O novo CPC em Tiras – 81

Além de suscitada na contestação como preliminar, a questão da competência ou incompetência pode ser levantada por um procedimento próprio, denominado conflito de competência, regulado nos arts. 951 a 959 do CPC.
O conflito pode ser suscitado por qualquer das partes, pelo Ministério Público ou pelo juiz (art. 951) e é decido pelo tribunal, que designará qual juiz é o competente para decidir o conflito, pronunciando-se sobre a validade dos atos praticados pelo juízo declarado incompetente (art. 957).

Instaura-se mediante petição, dirigida ao presidente do tribunal, instruída com os documentos que comprovem o conflito, ouvindo o relator, com a distribuição, os juízes em conflito.

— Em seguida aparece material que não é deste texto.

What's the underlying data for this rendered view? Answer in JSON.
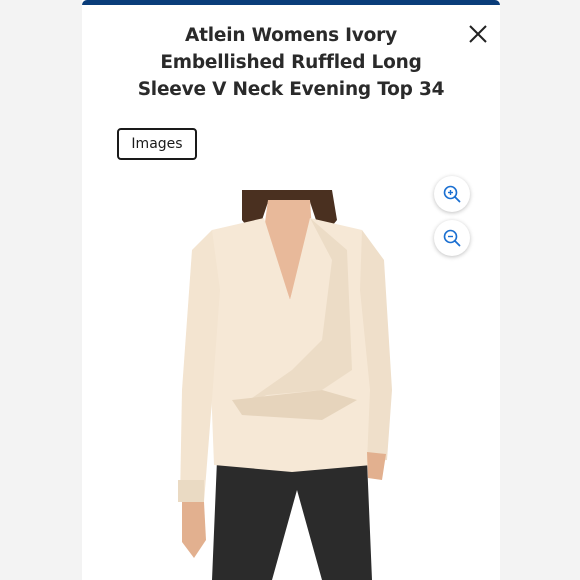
{
  "modal": {
    "title": "Atlein Womens Ivory Embellished Ruffled Long Sleeve V Neck Evening Top 34",
    "images_button_label": "Images",
    "close_icon": "close-icon",
    "zoom_in_icon": "zoom-in-icon",
    "zoom_out_icon": "zoom-out-icon"
  },
  "colors": {
    "header_bar": "#0a3d7a",
    "zoom_icon": "#1a6fd1",
    "blouse": "#f6e8d6",
    "pants": "#2b2b2b"
  }
}
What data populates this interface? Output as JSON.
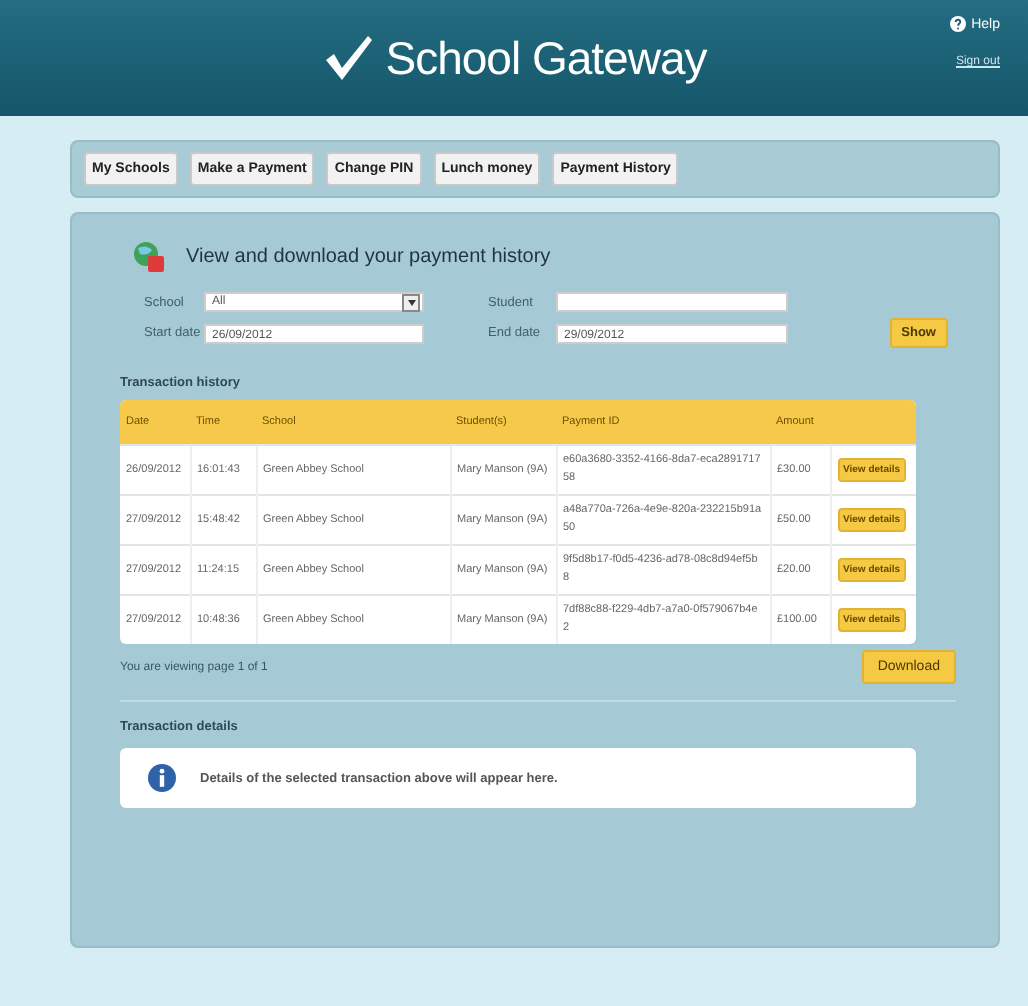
{
  "header": {
    "title": "School Gateway",
    "help": "Help",
    "sign_out": "Sign out"
  },
  "nav": [
    "My Schools",
    "Make a Payment",
    "Change PIN",
    "Lunch money",
    "Payment History"
  ],
  "heading": "View and download your payment history",
  "filters": {
    "school_label": "School",
    "school_value": "All",
    "student_label": "Student",
    "start_label": "Start date",
    "start_value": "26/09/2012",
    "end_label": "End date",
    "end_value": "29/09/2012",
    "show": "Show"
  },
  "history_title": "Transaction history",
  "table": {
    "columns": [
      "Date",
      "Time",
      "School",
      "Student(s)",
      "Payment ID",
      "Amount"
    ],
    "rows": [
      {
        "date": "26/09/2012",
        "time": "16:01:43",
        "school": "Green Abbey School",
        "student": "Mary Manson (9A)",
        "payment_id": "e60a3680-3352-4166-8da7-eca289171758",
        "amount": "£30.00",
        "action": "View details"
      },
      {
        "date": "27/09/2012",
        "time": "15:48:42",
        "school": "Green Abbey School",
        "student": "Mary Manson (9A)",
        "payment_id": "a48a770a-726a-4e9e-820a-232215b91a50",
        "amount": "£50.00",
        "action": "View details"
      },
      {
        "date": "27/09/2012",
        "time": "11:24:15",
        "school": "Green Abbey School",
        "student": "Mary Manson (9A)",
        "payment_id": "9f5d8b17-f0d5-4236-ad78-08c8d94ef5b8",
        "amount": "£20.00",
        "action": "View details"
      },
      {
        "date": "27/09/2012",
        "time": "10:48:36",
        "school": "Green Abbey School",
        "student": "Mary Manson (9A)",
        "payment_id": "7df88c88-f229-4db7-a7a0-0f579067b4e2",
        "amount": "£100.00",
        "action": "View details"
      }
    ]
  },
  "paging": "You are viewing page 1 of 1",
  "download": "Download",
  "details_title": "Transaction details",
  "details_message": "Details of the selected transaction above will appear here."
}
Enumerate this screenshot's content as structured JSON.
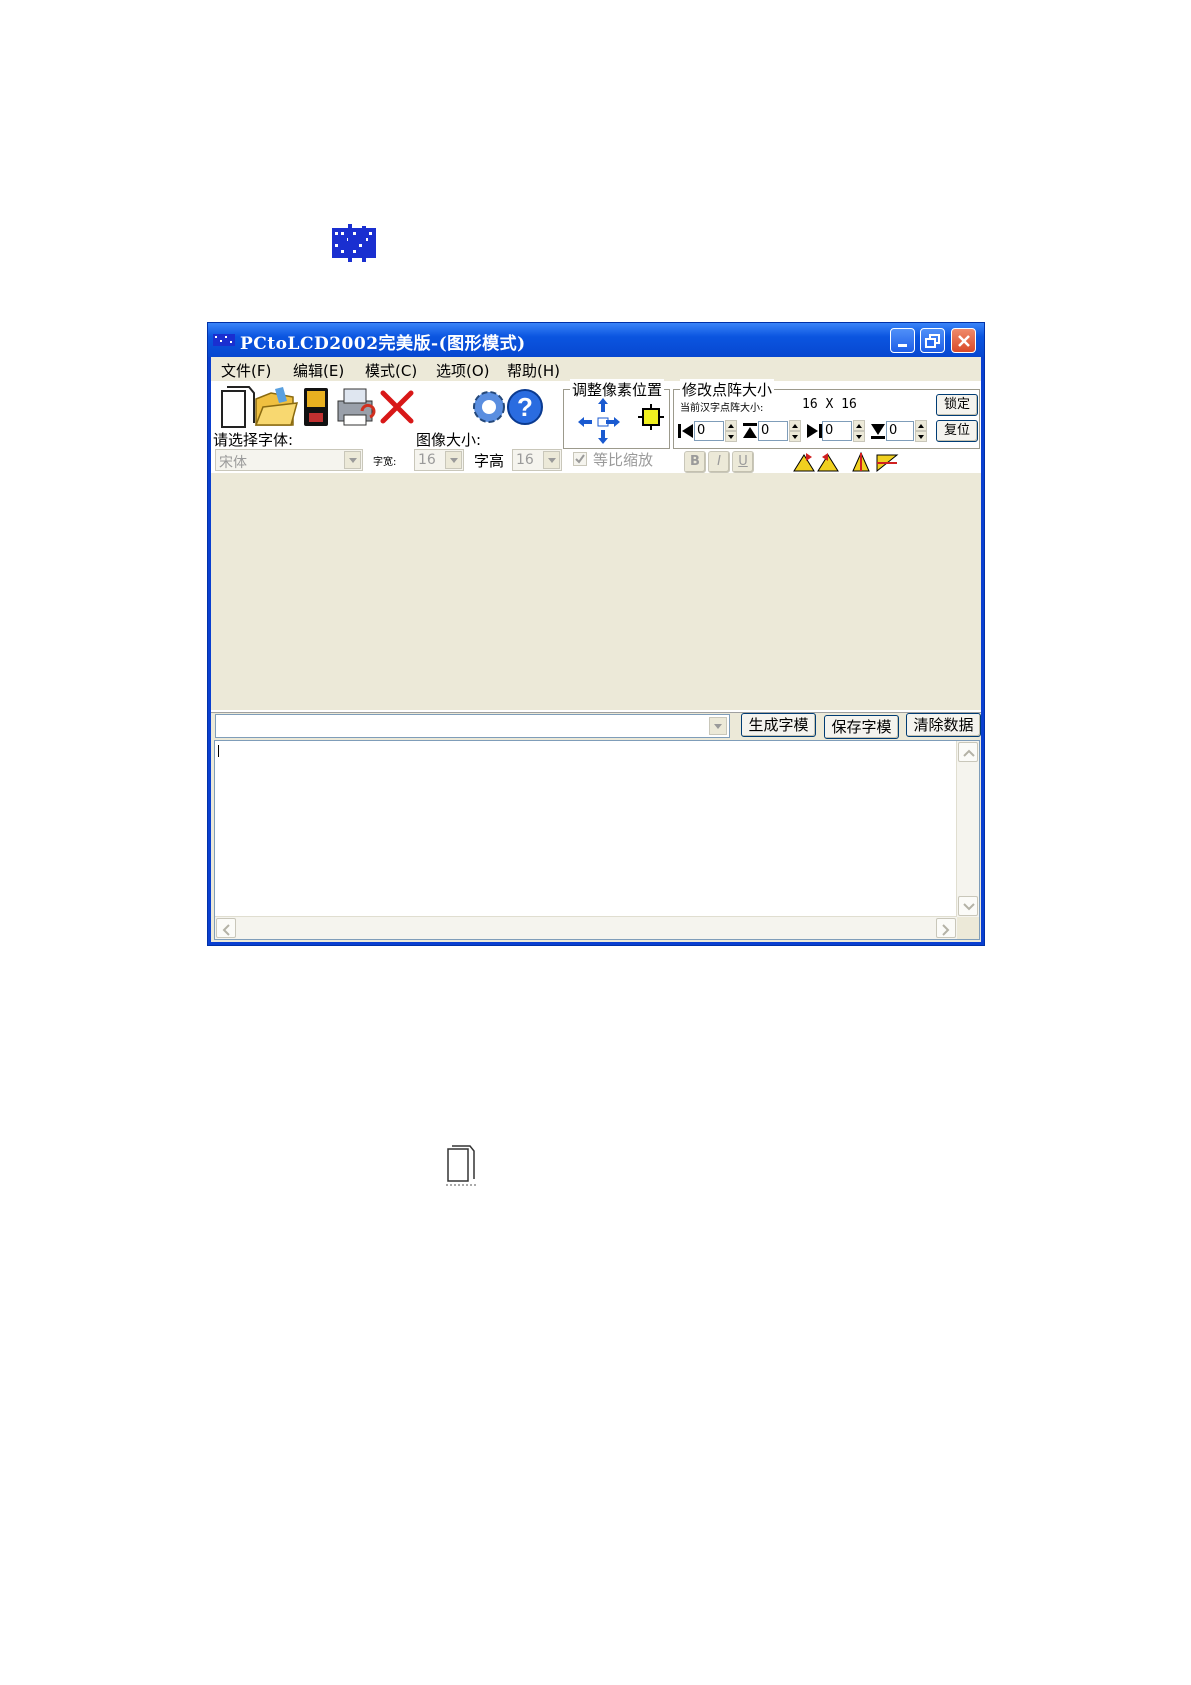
{
  "window": {
    "title": "PCtoLCD2002完美版-(图形模式)"
  },
  "menu": [
    {
      "label": "文件(F)"
    },
    {
      "label": "编辑(E)"
    },
    {
      "label": "模式(C)"
    },
    {
      "label": "选项(O)"
    },
    {
      "label": "帮助(H)"
    }
  ],
  "toolbar": {
    "icons": [
      "new-file-icon",
      "open-file-icon",
      "save-icon",
      "print-icon",
      "delete-icon",
      "settings-icon",
      "help-icon"
    ],
    "pixel_position_group": {
      "title": "调整像素位置"
    },
    "matrix_size_group": {
      "title": "修改点阵大小",
      "current_label": "当前汉字点阵大小:",
      "current_value": "16 X 16",
      "lock_button": "锁定",
      "reset_button": "复位",
      "spin_values": [
        "0",
        "0",
        "0",
        "0"
      ]
    },
    "font": {
      "label": "请选择字体:",
      "value": "宋体"
    },
    "image_size": {
      "label": "图像大小:",
      "width_label": "字宽:",
      "width_value": "16",
      "height_label": "字高",
      "height_value": "16",
      "proportional_label": "等比缩放"
    },
    "style_buttons": [
      "B",
      "I",
      "U"
    ]
  },
  "bottom": {
    "input_value": "",
    "generate_button": "生成字模",
    "save_button": "保存字模",
    "clear_button": "清除数据",
    "output_text": ""
  },
  "colors": {
    "titlebar": "#0b55e0",
    "face": "#ece9d8",
    "close": "#d94a2a"
  }
}
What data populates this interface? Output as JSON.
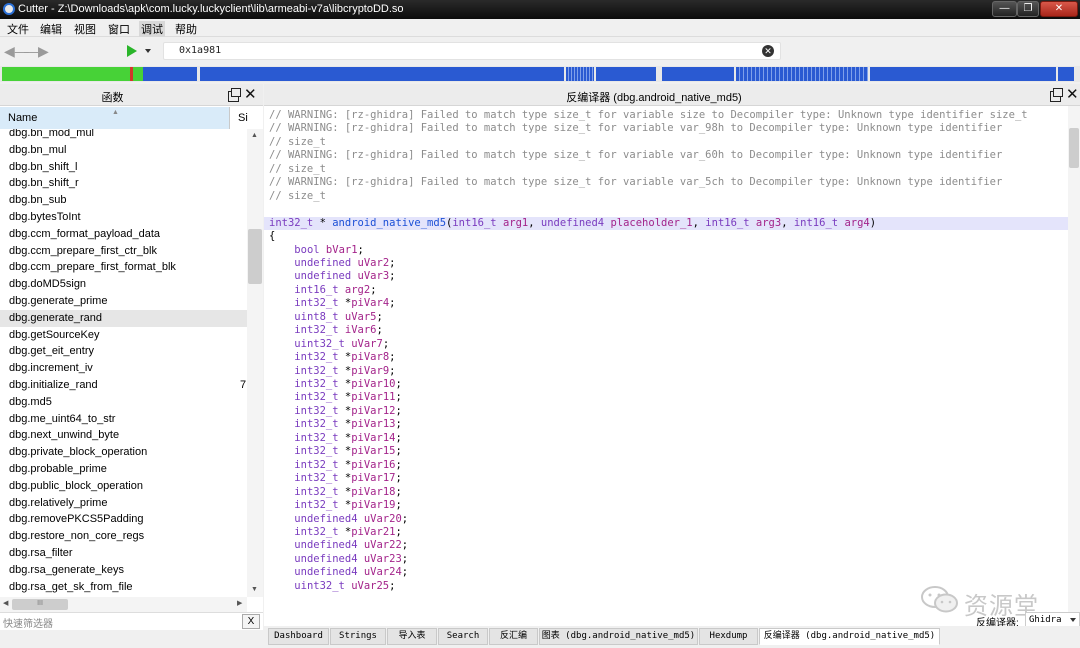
{
  "window": {
    "title": "Cutter - Z:\\Downloads\\apk\\com.lucky.luckyclient\\lib\\armeabi-v7a\\libcryptoDD.so",
    "controls": [
      "—",
      "❐",
      "✕"
    ]
  },
  "menu": [
    "文件",
    "编辑",
    "视图",
    "窗口",
    "调试",
    "帮助"
  ],
  "toolbar": {
    "address": "0x1a981",
    "clear_symbol": "✕"
  },
  "overview_colors": {
    "code": "#2a5ad2",
    "functions": "#47d237",
    "symbols": "#d2372a",
    "empty": "#e8e8e8"
  },
  "functions_panel": {
    "title": "函数",
    "columns": {
      "name": "Name",
      "size": "Si"
    },
    "items": [
      {
        "name": "dbg.bn_mod_mul"
      },
      {
        "name": "dbg.bn_mul"
      },
      {
        "name": "dbg.bn_shift_l"
      },
      {
        "name": "dbg.bn_shift_r"
      },
      {
        "name": "dbg.bn_sub"
      },
      {
        "name": "dbg.bytesToInt"
      },
      {
        "name": "dbg.ccm_format_payload_data"
      },
      {
        "name": "dbg.ccm_prepare_first_ctr_blk"
      },
      {
        "name": "dbg.ccm_prepare_first_format_blk"
      },
      {
        "name": "dbg.doMD5sign"
      },
      {
        "name": "dbg.generate_prime"
      },
      {
        "name": "dbg.generate_rand",
        "selected": true
      },
      {
        "name": "dbg.getSourceKey"
      },
      {
        "name": "dbg.get_eit_entry"
      },
      {
        "name": "dbg.increment_iv"
      },
      {
        "name": "dbg.initialize_rand",
        "size": "7"
      },
      {
        "name": "dbg.md5"
      },
      {
        "name": "dbg.me_uint64_to_str"
      },
      {
        "name": "dbg.next_unwind_byte"
      },
      {
        "name": "dbg.private_block_operation"
      },
      {
        "name": "dbg.probable_prime"
      },
      {
        "name": "dbg.public_block_operation"
      },
      {
        "name": "dbg.relatively_prime"
      },
      {
        "name": "dbg.removePKCS5Padding"
      },
      {
        "name": "dbg.restore_non_core_regs"
      },
      {
        "name": "dbg.rsa_filter"
      },
      {
        "name": "dbg.rsa_generate_keys"
      },
      {
        "name": "dbg.rsa_get_sk_from_file"
      }
    ],
    "hscroll_grip": "III"
  },
  "filter": {
    "placeholder": "快速筛选器",
    "clear": "X"
  },
  "decompiler_panel": {
    "title": "反编译器 (dbg.android_native_md5)",
    "lines": [
      [
        [
          "c-comment",
          "// WARNING: [rz-ghidra] Failed to match type size_t for variable size to Decompiler type: Unknown type identifier size_t"
        ]
      ],
      [
        [
          "c-comment",
          "// WARNING: [rz-ghidra] Failed to match type size_t for variable var_98h to Decompiler type: Unknown type identifier"
        ]
      ],
      [
        [
          "c-comment",
          "// size_t"
        ]
      ],
      [
        [
          "c-comment",
          "// WARNING: [rz-ghidra] Failed to match type size_t for variable var_60h to Decompiler type: Unknown type identifier"
        ]
      ],
      [
        [
          "c-comment",
          "// size_t"
        ]
      ],
      [
        [
          "c-comment",
          "// WARNING: [rz-ghidra] Failed to match type size_t for variable var_5ch to Decompiler type: Unknown type identifier"
        ]
      ],
      [
        [
          "c-comment",
          "// size_t"
        ]
      ],
      [],
      [
        [
          "c-type",
          "int32_t"
        ],
        [
          "c-plain",
          " * "
        ],
        [
          "c-func",
          "android_native_md5"
        ],
        [
          "c-plain",
          "("
        ],
        [
          "c-type",
          "int16_t"
        ],
        [
          "c-plain",
          " "
        ],
        [
          "c-var",
          "arg1"
        ],
        [
          "c-plain",
          ", "
        ],
        [
          "c-type",
          "undefined4"
        ],
        [
          "c-plain",
          " "
        ],
        [
          "c-var",
          "placeholder_1"
        ],
        [
          "c-plain",
          ", "
        ],
        [
          "c-type",
          "int16_t"
        ],
        [
          "c-plain",
          " "
        ],
        [
          "c-var",
          "arg3"
        ],
        [
          "c-plain",
          ", "
        ],
        [
          "c-type",
          "int16_t"
        ],
        [
          "c-plain",
          " "
        ],
        [
          "c-var",
          "arg4"
        ],
        [
          "c-plain",
          ")"
        ]
      ],
      [
        [
          "c-plain",
          "{"
        ]
      ],
      [
        [
          "c-plain",
          "    "
        ],
        [
          "c-type",
          "bool"
        ],
        [
          "c-plain",
          " "
        ],
        [
          "c-var",
          "bVar1"
        ],
        [
          "c-plain",
          ";"
        ]
      ],
      [
        [
          "c-plain",
          "    "
        ],
        [
          "c-type",
          "undefined"
        ],
        [
          "c-plain",
          " "
        ],
        [
          "c-var",
          "uVar2"
        ],
        [
          "c-plain",
          ";"
        ]
      ],
      [
        [
          "c-plain",
          "    "
        ],
        [
          "c-type",
          "undefined"
        ],
        [
          "c-plain",
          " "
        ],
        [
          "c-var",
          "uVar3"
        ],
        [
          "c-plain",
          ";"
        ]
      ],
      [
        [
          "c-plain",
          "    "
        ],
        [
          "c-type",
          "int16_t"
        ],
        [
          "c-plain",
          " "
        ],
        [
          "c-var",
          "arg2"
        ],
        [
          "c-plain",
          ";"
        ]
      ],
      [
        [
          "c-plain",
          "    "
        ],
        [
          "c-type",
          "int32_t"
        ],
        [
          "c-plain",
          " *"
        ],
        [
          "c-var",
          "piVar4"
        ],
        [
          "c-plain",
          ";"
        ]
      ],
      [
        [
          "c-plain",
          "    "
        ],
        [
          "c-type",
          "uint8_t"
        ],
        [
          "c-plain",
          " "
        ],
        [
          "c-var",
          "uVar5"
        ],
        [
          "c-plain",
          ";"
        ]
      ],
      [
        [
          "c-plain",
          "    "
        ],
        [
          "c-type",
          "int32_t"
        ],
        [
          "c-plain",
          " "
        ],
        [
          "c-var",
          "iVar6"
        ],
        [
          "c-plain",
          ";"
        ]
      ],
      [
        [
          "c-plain",
          "    "
        ],
        [
          "c-type",
          "uint32_t"
        ],
        [
          "c-plain",
          " "
        ],
        [
          "c-var",
          "uVar7"
        ],
        [
          "c-plain",
          ";"
        ]
      ],
      [
        [
          "c-plain",
          "    "
        ],
        [
          "c-type",
          "int32_t"
        ],
        [
          "c-plain",
          " *"
        ],
        [
          "c-var",
          "piVar8"
        ],
        [
          "c-plain",
          ";"
        ]
      ],
      [
        [
          "c-plain",
          "    "
        ],
        [
          "c-type",
          "int32_t"
        ],
        [
          "c-plain",
          " *"
        ],
        [
          "c-var",
          "piVar9"
        ],
        [
          "c-plain",
          ";"
        ]
      ],
      [
        [
          "c-plain",
          "    "
        ],
        [
          "c-type",
          "int32_t"
        ],
        [
          "c-plain",
          " *"
        ],
        [
          "c-var",
          "piVar10"
        ],
        [
          "c-plain",
          ";"
        ]
      ],
      [
        [
          "c-plain",
          "    "
        ],
        [
          "c-type",
          "int32_t"
        ],
        [
          "c-plain",
          " *"
        ],
        [
          "c-var",
          "piVar11"
        ],
        [
          "c-plain",
          ";"
        ]
      ],
      [
        [
          "c-plain",
          "    "
        ],
        [
          "c-type",
          "int32_t"
        ],
        [
          "c-plain",
          " *"
        ],
        [
          "c-var",
          "piVar12"
        ],
        [
          "c-plain",
          ";"
        ]
      ],
      [
        [
          "c-plain",
          "    "
        ],
        [
          "c-type",
          "int32_t"
        ],
        [
          "c-plain",
          " *"
        ],
        [
          "c-var",
          "piVar13"
        ],
        [
          "c-plain",
          ";"
        ]
      ],
      [
        [
          "c-plain",
          "    "
        ],
        [
          "c-type",
          "int32_t"
        ],
        [
          "c-plain",
          " *"
        ],
        [
          "c-var",
          "piVar14"
        ],
        [
          "c-plain",
          ";"
        ]
      ],
      [
        [
          "c-plain",
          "    "
        ],
        [
          "c-type",
          "int32_t"
        ],
        [
          "c-plain",
          " *"
        ],
        [
          "c-var",
          "piVar15"
        ],
        [
          "c-plain",
          ";"
        ]
      ],
      [
        [
          "c-plain",
          "    "
        ],
        [
          "c-type",
          "int32_t"
        ],
        [
          "c-plain",
          " *"
        ],
        [
          "c-var",
          "piVar16"
        ],
        [
          "c-plain",
          ";"
        ]
      ],
      [
        [
          "c-plain",
          "    "
        ],
        [
          "c-type",
          "int32_t"
        ],
        [
          "c-plain",
          " *"
        ],
        [
          "c-var",
          "piVar17"
        ],
        [
          "c-plain",
          ";"
        ]
      ],
      [
        [
          "c-plain",
          "    "
        ],
        [
          "c-type",
          "int32_t"
        ],
        [
          "c-plain",
          " *"
        ],
        [
          "c-var",
          "piVar18"
        ],
        [
          "c-plain",
          ";"
        ]
      ],
      [
        [
          "c-plain",
          "    "
        ],
        [
          "c-type",
          "int32_t"
        ],
        [
          "c-plain",
          " *"
        ],
        [
          "c-var",
          "piVar19"
        ],
        [
          "c-plain",
          ";"
        ]
      ],
      [
        [
          "c-plain",
          "    "
        ],
        [
          "c-type",
          "undefined4"
        ],
        [
          "c-plain",
          " "
        ],
        [
          "c-var",
          "uVar20"
        ],
        [
          "c-plain",
          ";"
        ]
      ],
      [
        [
          "c-plain",
          "    "
        ],
        [
          "c-type",
          "int32_t"
        ],
        [
          "c-plain",
          " *"
        ],
        [
          "c-var",
          "piVar21"
        ],
        [
          "c-plain",
          ";"
        ]
      ],
      [
        [
          "c-plain",
          "    "
        ],
        [
          "c-type",
          "undefined4"
        ],
        [
          "c-plain",
          " "
        ],
        [
          "c-var",
          "uVar22"
        ],
        [
          "c-plain",
          ";"
        ]
      ],
      [
        [
          "c-plain",
          "    "
        ],
        [
          "c-type",
          "undefined4"
        ],
        [
          "c-plain",
          " "
        ],
        [
          "c-var",
          "uVar23"
        ],
        [
          "c-plain",
          ";"
        ]
      ],
      [
        [
          "c-plain",
          "    "
        ],
        [
          "c-type",
          "undefined4"
        ],
        [
          "c-plain",
          " "
        ],
        [
          "c-var",
          "uVar24"
        ],
        [
          "c-plain",
          ";"
        ]
      ],
      [
        [
          "c-plain",
          "    "
        ],
        [
          "c-type",
          "uint32_t"
        ],
        [
          "c-plain",
          " "
        ],
        [
          "c-var",
          "uVar25"
        ],
        [
          "c-plain",
          ";"
        ]
      ]
    ]
  },
  "bottom_tabs": [
    {
      "label": "Dashboard"
    },
    {
      "label": "Strings"
    },
    {
      "label": "导入表"
    },
    {
      "label": "Search"
    },
    {
      "label": "反汇编"
    },
    {
      "label": "图表 (dbg.android_native_md5)"
    },
    {
      "label": "Hexdump"
    },
    {
      "label": "反编译器 (dbg.android_native_md5)",
      "active": true
    }
  ],
  "decompiler_selector": {
    "label": "反编译器:",
    "value": "Ghidra"
  },
  "watermark": {
    "text": "资源堂"
  }
}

No tribunal, o relator sobrestará o processo, caso o conflito seja positivo; se o conflito for negativo, o sobrestamento não será necessário, pois não haverá juízo praticando atos processuais.

Deverá ainda o relator designar um juiz para solucionar as questões urgentes.

Assim, há conflito de competência quando dois ou mais juízes se declaram competentes (conflito positivo) ou incompetentes (conflito negativo) e também no caso de controvérsia sobre reunião ou separação de processos (CPC, art. 66, I, II e III).

ATENÇÃO!
O conflito entre autoridade judiciária e autoridade administrativa, ou só entre autoridades administrativas, chama-se conflito de atribuições e não conflito de competência.

Pode ocorrer de o conflito manifestar-se não entre duas autoridades judiciais, porém entre autoridade judicial e autoridade administrativa, ambas afirmando terem atribuição para apreciar determinada questão. Nesta hipótese, haverá conflito de atribuições e seu processamento se dará da maneira prevista no regimento interno do tribunal.

Por fim, importante consignar que o Ministério Público somente será ouvido nos conflitos de competência relativos aos processos previstos no art. 178, mas terá qualidade de parte nos conflitos que suscitar.